After Y. S. Rajasekhara Reddy's death due to helicopter crash in 2009, Konijeti Rosaiah, Nallari Kiran Kumar Reddy served as the chief ministers of Andhra Pradesh. At that time, Satyanarayana's name also came up in the campaign as the chief ministerial candidate.

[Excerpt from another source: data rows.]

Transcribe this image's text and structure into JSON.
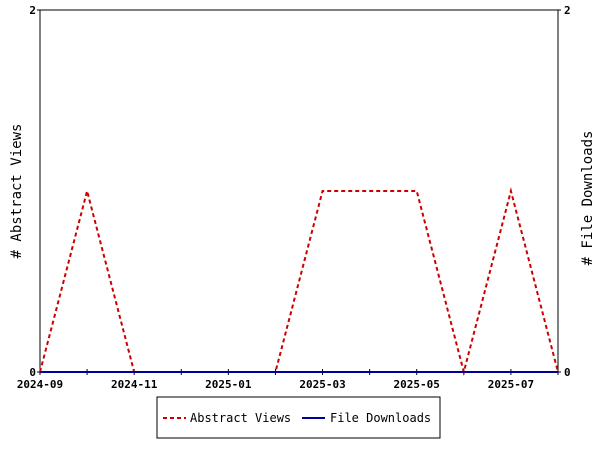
{
  "chart_data": {
    "type": "line",
    "x": [
      "2024-09",
      "2024-10",
      "2024-11",
      "2024-12",
      "2025-01",
      "2025-02",
      "2025-03",
      "2025-04",
      "2025-05",
      "2025-06",
      "2025-07",
      "2025-08"
    ],
    "x_tick_labels": [
      "2024-09",
      "2024-11",
      "2025-01",
      "2025-03",
      "2025-05",
      "2025-07"
    ],
    "ylabel_left": "# Abstract Views",
    "ylabel_right": "# File Downloads",
    "ylim_left": [
      0,
      2
    ],
    "ylim_right": [
      0,
      2
    ],
    "y_ticks_left": [
      "0",
      "2"
    ],
    "y_ticks_right": [
      "0",
      "2"
    ],
    "grid": false,
    "legend_position": "bottom",
    "series": [
      {
        "name": "Abstract Views",
        "axis": "left",
        "color": "#cc0000",
        "style": "dashed",
        "values": [
          0,
          1,
          0,
          0,
          0,
          0,
          1,
          1,
          1,
          0,
          1,
          0
        ]
      },
      {
        "name": "File Downloads",
        "axis": "right",
        "color": "#000099",
        "style": "solid",
        "values": [
          0,
          0,
          0,
          0,
          0,
          0,
          0,
          0,
          0,
          0,
          0,
          0
        ]
      }
    ]
  }
}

In 2015, Satyanarayana resigned from the Indian National Congress party and joined the YSR Congress Party‌ along with his family and supporters. He represented third time MLA from Cheepurupalli constituency in 2019 and served as the Minister for Municipal Administration and Urban Development in the Government of Andhra Pradesh from 8 June 2019 to 7 April 2022.

==Electoral History==

| Year | Constituency | Party |  | Votes | % | Opponent | Party |  | Votes | % | Result | Margin | % |
|---|---|---|---|---|---|---|---|---|---|---|---|---|---|
| 2024 | Cheepurupalli |  | YSRCP | 76,254 | 44.06 | Kalavenkatarao Kimidi |  | TDP | 88,225 | 50.98 | Lost | -11,971 | -6.92 |
| 2019 | Cheepurupalli |  | YSRCP | 89,262 | 53.81 | Nagarjuna Kimidi |  | TDP | 62,764 | 37.84 | Won | +26,498 | +15.97 |
| 2014 | Cheepurupalli |  | INC | 42,945 | 27.88 | Kimidi Mrunalini |  | TDP | 63,787 | 41.41 | Lost | -20,842 | -13.53 |
| 2009 | Cheepurupalli |  | INC | 60,677 | 42.65 | Gadde Baburao |  | TDP | 54,735 | 38.47 | Won | +5,942 | +4.18 |
| 2004 | Cheepurupalli |  | INC | 58,008 | 52.62 | Gadde Baburao |  | TDP | 46,974 | 42.61 | Won | +11,034 | +10.01 |

==Personal life==
Satyanarayana is married to Botcha Jhansi Lakshmi who was elected as a Lok Sabha representative from Bobbili constituency in 2006 and Vizianagaram constituency in 2009. He has a brother, Botcha Appala Narasaiah, who is also a politician.